There are four orders of magnitude between 1 millisecond and 100
nanoseconds - that's a heck of a stretch.  Is this what you really
mean?  What is the cluster doing that needs such good absolute time? 
did you mean 100 microseconds as a stretch (one order of magnitude.)
> UTC sync can comparatively be terrible; 10-1 ms is fine,
10 e -1 milliseconds as in 100 microseconds?  This is achievable but
will require some care.  Even 10 ms is 'pretty darn good' for all but a
very few industrial applications. Most datacenter applications I've done
only guarantee 100 ms absolute.  Internal distribution is much better of
course.
>  and I can live with "bad NTP, 100 ms" if I must.  From specs, */really/* good quartz is my limit and /good/ quartz is acceptable, so long as it doesn't mess with the intra-node PTP tightness.  

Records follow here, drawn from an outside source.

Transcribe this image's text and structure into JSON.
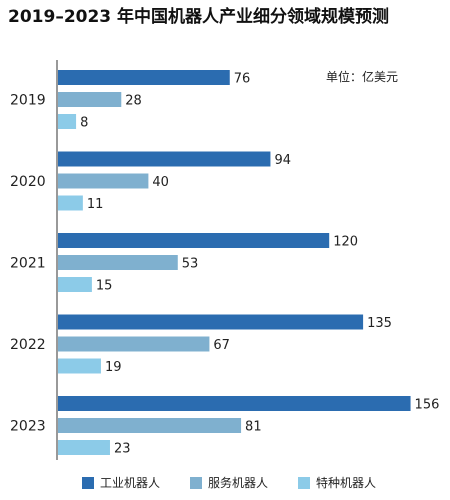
{
  "chart_data": {
    "type": "bar",
    "orientation": "horizontal",
    "title": "2019–2023 年中国机器人产业细分领域规模预测",
    "unit_note": "单位：亿美元",
    "categories": [
      "2019",
      "2020",
      "2021",
      "2022",
      "2023"
    ],
    "series": [
      {
        "name": "工业机器人",
        "color": "#2b6cb0",
        "values": [
          76,
          94,
          120,
          135,
          156
        ]
      },
      {
        "name": "服务机器人",
        "color": "#7fb0cf",
        "values": [
          28,
          40,
          53,
          67,
          81
        ]
      },
      {
        "name": "特种机器人",
        "color": "#8ccbe8",
        "values": [
          8,
          11,
          15,
          19,
          23
        ]
      }
    ],
    "xlim": [
      0,
      160
    ],
    "grid": false,
    "data_labels": true,
    "legend_position": "bottom"
  }
}
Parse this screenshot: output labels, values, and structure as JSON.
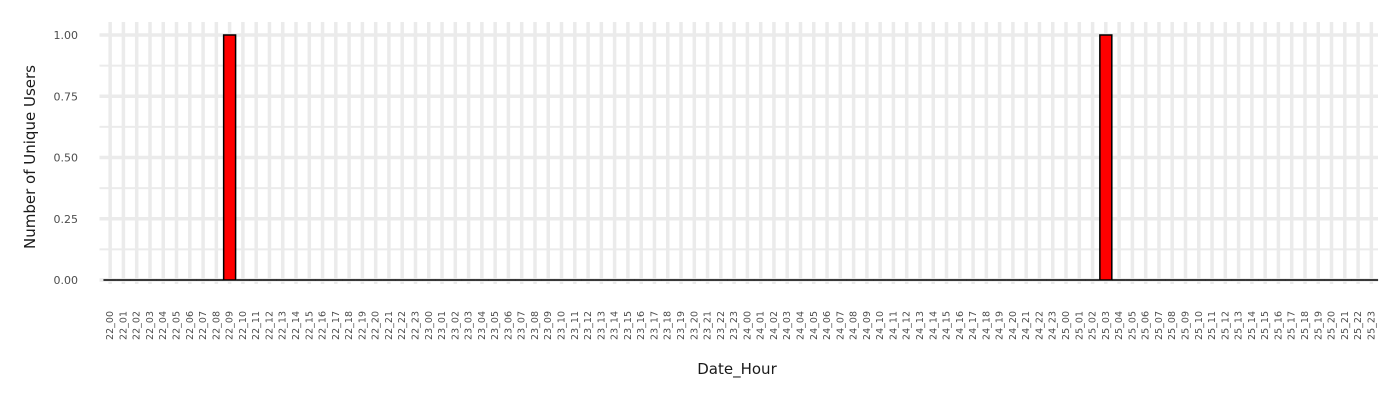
{
  "chart_data": {
    "type": "bar",
    "title": "",
    "xlabel": "Date_Hour",
    "ylabel": "Number of Unique Users",
    "ylim": [
      0,
      1.05
    ],
    "yticks": [
      "0.00",
      "0.25",
      "0.50",
      "0.75",
      "1.00"
    ],
    "grid": true,
    "categories": [
      "22_00",
      "22_01",
      "22_02",
      "22_03",
      "22_04",
      "22_05",
      "22_06",
      "22_07",
      "22_08",
      "22_09",
      "22_10",
      "22_11",
      "22_12",
      "22_13",
      "22_14",
      "22_15",
      "22_16",
      "22_17",
      "22_18",
      "22_19",
      "22_20",
      "22_21",
      "22_22",
      "22_23",
      "23_00",
      "23_01",
      "23_02",
      "23_03",
      "23_04",
      "23_05",
      "23_06",
      "23_07",
      "23_08",
      "23_09",
      "23_10",
      "23_11",
      "23_12",
      "23_13",
      "23_14",
      "23_15",
      "23_16",
      "23_17",
      "23_18",
      "23_19",
      "23_20",
      "23_21",
      "23_22",
      "23_23",
      "24_00",
      "24_01",
      "24_02",
      "24_03",
      "24_04",
      "24_05",
      "24_06",
      "24_07",
      "24_08",
      "24_09",
      "24_10",
      "24_11",
      "24_12",
      "24_13",
      "24_14",
      "24_15",
      "24_16",
      "24_17",
      "24_18",
      "24_19",
      "24_20",
      "24_21",
      "24_22",
      "24_23",
      "25_00",
      "25_01",
      "25_02",
      "25_03",
      "25_04",
      "25_05",
      "25_06",
      "25_07",
      "25_08",
      "25_09",
      "25_10",
      "25_11",
      "25_12",
      "25_13",
      "25_14",
      "25_15",
      "25_16",
      "25_17",
      "25_18",
      "25_19",
      "25_20",
      "25_21",
      "25_22",
      "25_23"
    ],
    "values": [
      0,
      0,
      0,
      0,
      0,
      0,
      0,
      0,
      0,
      1,
      0,
      0,
      0,
      0,
      0,
      0,
      0,
      0,
      0,
      0,
      0,
      0,
      0,
      0,
      0,
      0,
      0,
      0,
      0,
      0,
      0,
      0,
      0,
      0,
      0,
      0,
      0,
      0,
      0,
      0,
      0,
      0,
      0,
      0,
      0,
      0,
      0,
      0,
      0,
      0,
      0,
      0,
      0,
      0,
      0,
      0,
      0,
      0,
      0,
      0,
      0,
      0,
      0,
      0,
      0,
      0,
      0,
      0,
      0,
      0,
      0,
      0,
      0,
      0,
      0,
      1,
      0,
      0,
      0,
      0,
      0,
      0,
      0,
      0,
      0,
      0,
      0,
      0,
      0,
      0,
      0,
      0,
      0,
      0,
      0,
      0
    ],
    "colors": {
      "bar_fill": "#ff0000",
      "bar_stroke": "#000000",
      "grid": "#ebebeb"
    }
  }
}
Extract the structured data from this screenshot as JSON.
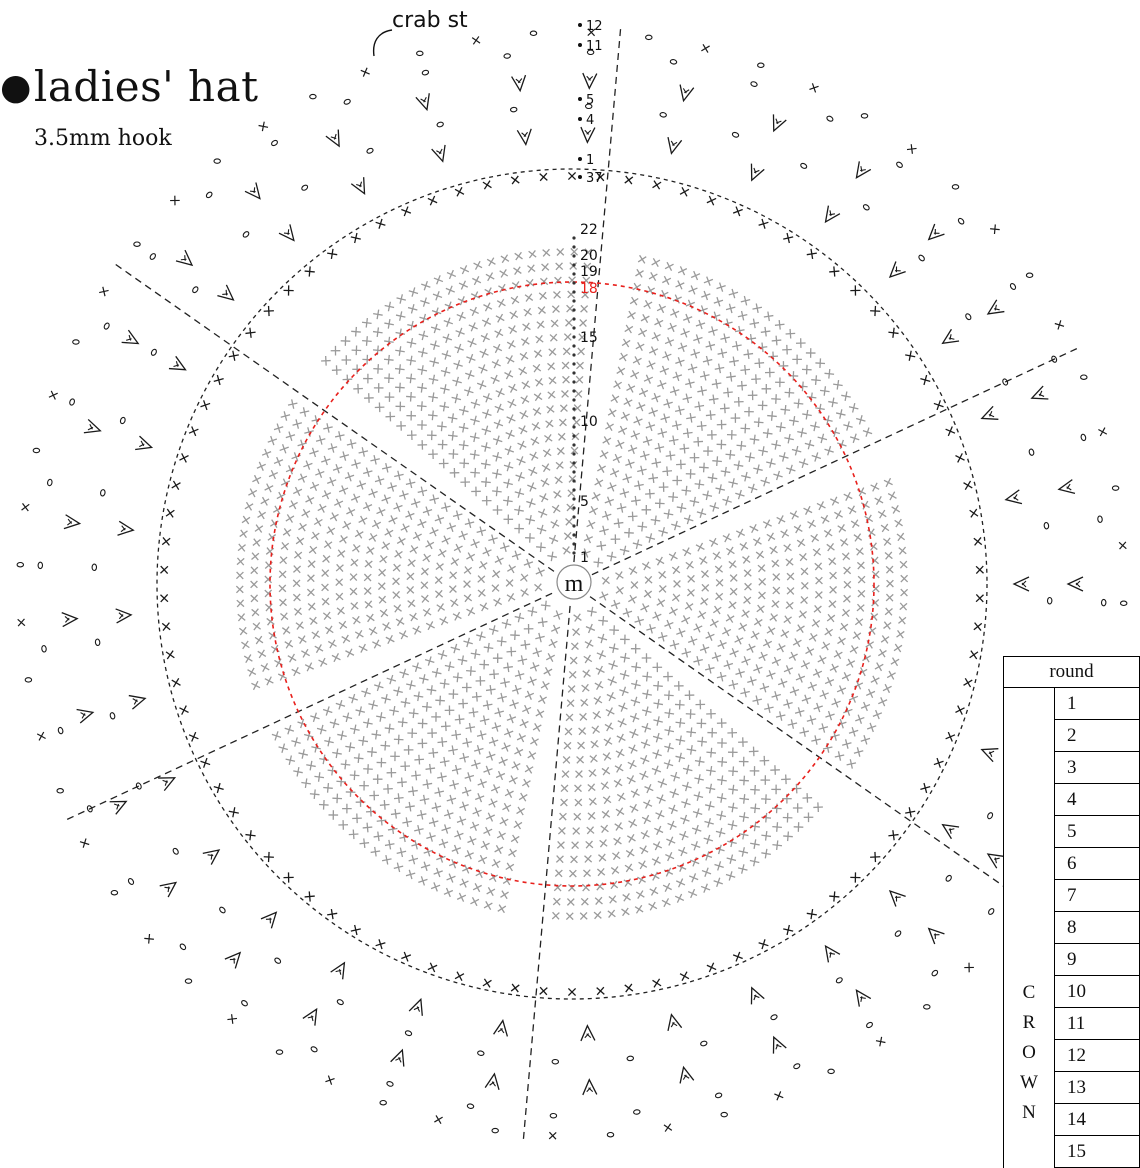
{
  "title": "ladies' hat",
  "hook": "3.5mm hook",
  "crab_label": "crab st",
  "center_mark": "m",
  "brim_round_labels": [
    "12",
    "11",
    "5",
    "4",
    "1",
    "37"
  ],
  "crown_round_labels": [
    "22",
    "20",
    "19",
    "18",
    "15",
    "10",
    "5",
    "1"
  ],
  "highlight_round": "18",
  "table": {
    "header": "round",
    "section_letters": [
      "C",
      "R",
      "O",
      "W",
      "N"
    ],
    "rounds": [
      "1",
      "2",
      "3",
      "4",
      "5",
      "6",
      "7",
      "8",
      "9",
      "10",
      "11",
      "12",
      "13",
      "14",
      "15"
    ]
  },
  "colors": {
    "ink": "#111111",
    "crown_stitch": "#9a9a9a",
    "highlight": "#e8201c"
  }
}
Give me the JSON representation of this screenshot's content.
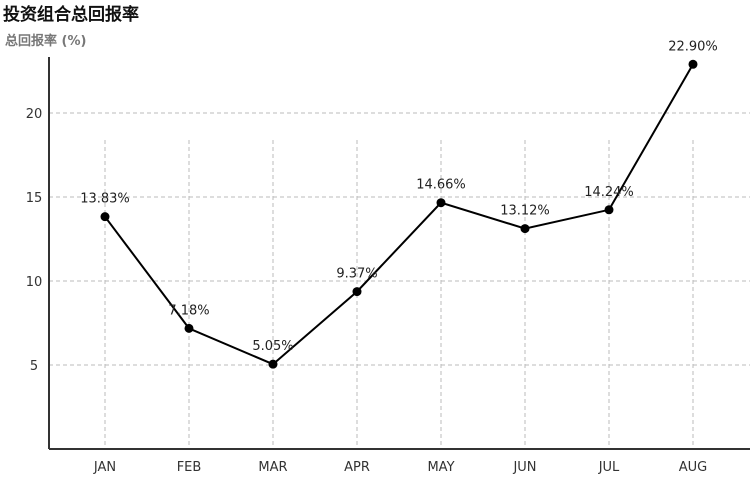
{
  "chart_data": {
    "type": "line",
    "title": "投资组合总回报率",
    "subtitle": "总回报率 (%)",
    "categories": [
      "JAN",
      "FEB",
      "MAR",
      "APR",
      "MAY",
      "JUN",
      "JUL",
      "AUG"
    ],
    "values": [
      13.83,
      7.18,
      5.05,
      9.37,
      14.66,
      13.12,
      14.24,
      22.9
    ],
    "value_labels": [
      "13.83%",
      "7.18%",
      "5.05%",
      "9.37%",
      "14.66%",
      "13.12%",
      "14.24%",
      "22.90%"
    ],
    "y_ticks": [
      "5",
      "10",
      "15",
      "20"
    ],
    "ylim": [
      0,
      25
    ],
    "grid": true,
    "line_color": "#000000",
    "grid_color": "#bbbbbb"
  }
}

It doesn't until it gets really bad.  Like shattered bad. 
> I'm mostly looking at TCXO options. OCXO isn't out of the question, but rubidium doesn't seem to give $/value.

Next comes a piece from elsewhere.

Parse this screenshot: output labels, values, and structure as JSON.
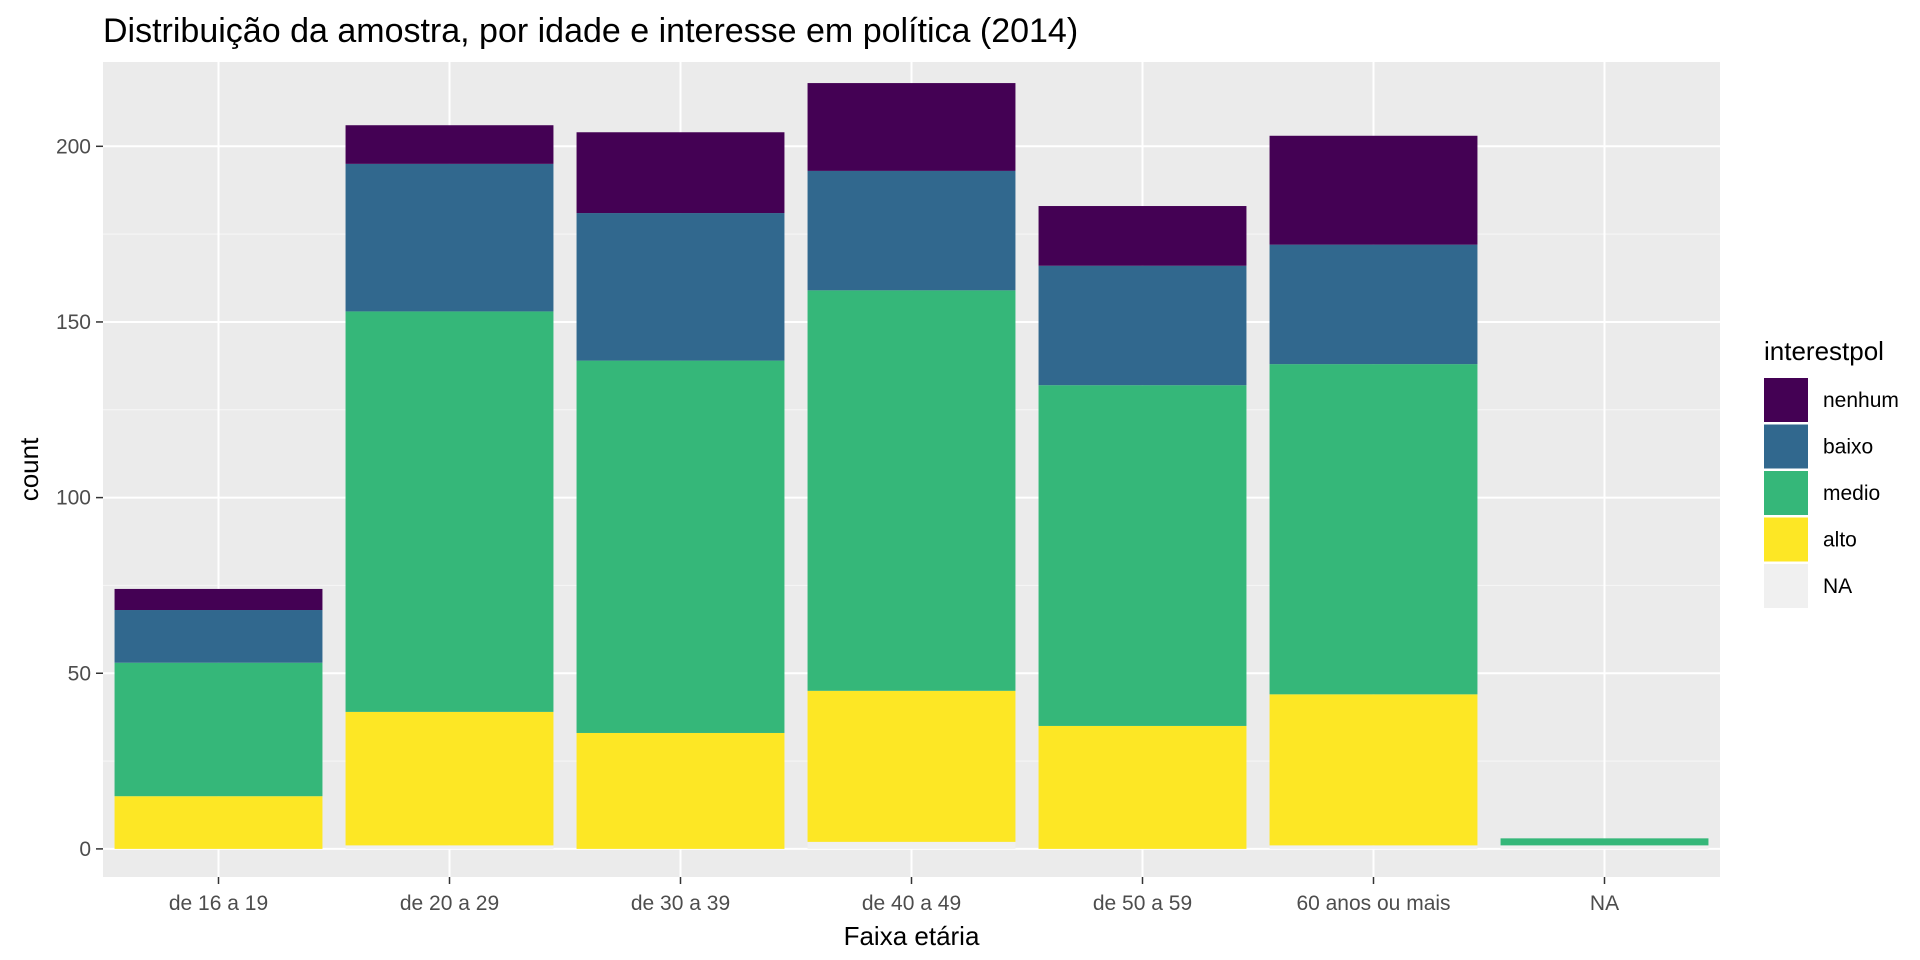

This begins to sound like you really don't know what you need and are
specing the best you can afford "to be sure." In my experience this is a
good way to get bitten, because you really are not sure.  Many
industrial applications require excellent relative accuracy within a
cluster. Time synchronizing chains of rotating machinery is surprisingly
demanding, but you almost don't care about absolute accuracy outside the
local clock domain. It's a rare application that /needs/ better than a
second absolute. Most of these are 'big science' projects or
infrastructure that covers a large geographical areas.  Time errors can
be catastrophic.  If you are working with one of the rare ones, you
really need to understand the real requirement and then design for that
with margin. If not, you should still be able to estimate the absolute
need and /then/ add margin to that. 
>> Yes, the master will have a fairly low phase noise local oscillator as
>> it's internal reference. Everything will synch to that.  If all you are
>> doing is syncing the local cluster you don't even care about time
>> outside. This is true for most industrial applications that are just
>> syncing machinery.
> Thanks for the info.  PTP isn't as well understood/documented as NTP, so I've not been as certain about my decisions. Of course, that is fair for a relatively new standard. 

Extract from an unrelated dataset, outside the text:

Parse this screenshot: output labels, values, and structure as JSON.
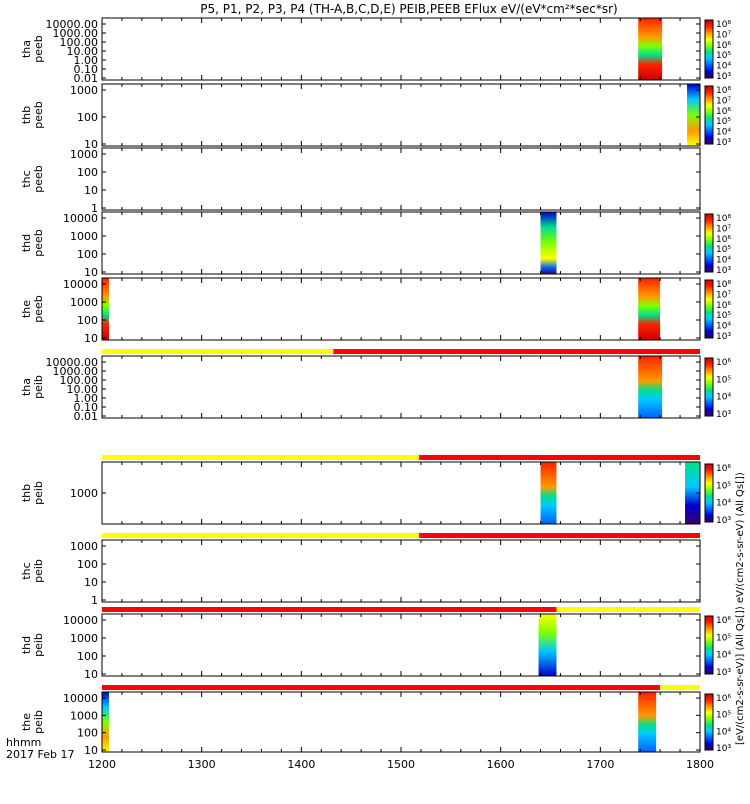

PTP is both well understood and documented, but it sounds like it's not
for your industry and application. This tends to imply that it's not
time critical.
>  
>
> Currently, I think my two best options are: 1) CDMA enabled PTP appliance (set and forget), or 
No, for a few reasons:

    First, it's going away sooner than you think. Verizon says 2021, but
    they are doing everything they can to accelerate that.  I'll be
    surprised if it's still viable in 2018. Analog cellular was shut off
    in February of 2008, but was barely useable in metro areas several
    years before that. The operators shut off all but the absolute
    minimum capacity to save costs and provide incentive to move to
    newer technologies. Expect your cave to lose coverage much sooner
    than 2021.

    Second, while in-spec cellular is a good frequency reference, there
    is no requirement for absolute time that you have access to.  The
    time available over the air interface can be off by /minutes./ 
    Typically it's within seconds of UTC and many operators now do far
    better than that.  You are better off with WWVB or open Internet NTP
    in terms of predictable accuracy.

> 2) PTP appliance running as stratum 2 from good NTP.
Yes, or something you operate that is "network close" and has a GPS
reference.
>
> Thanks to everybody for the feedback.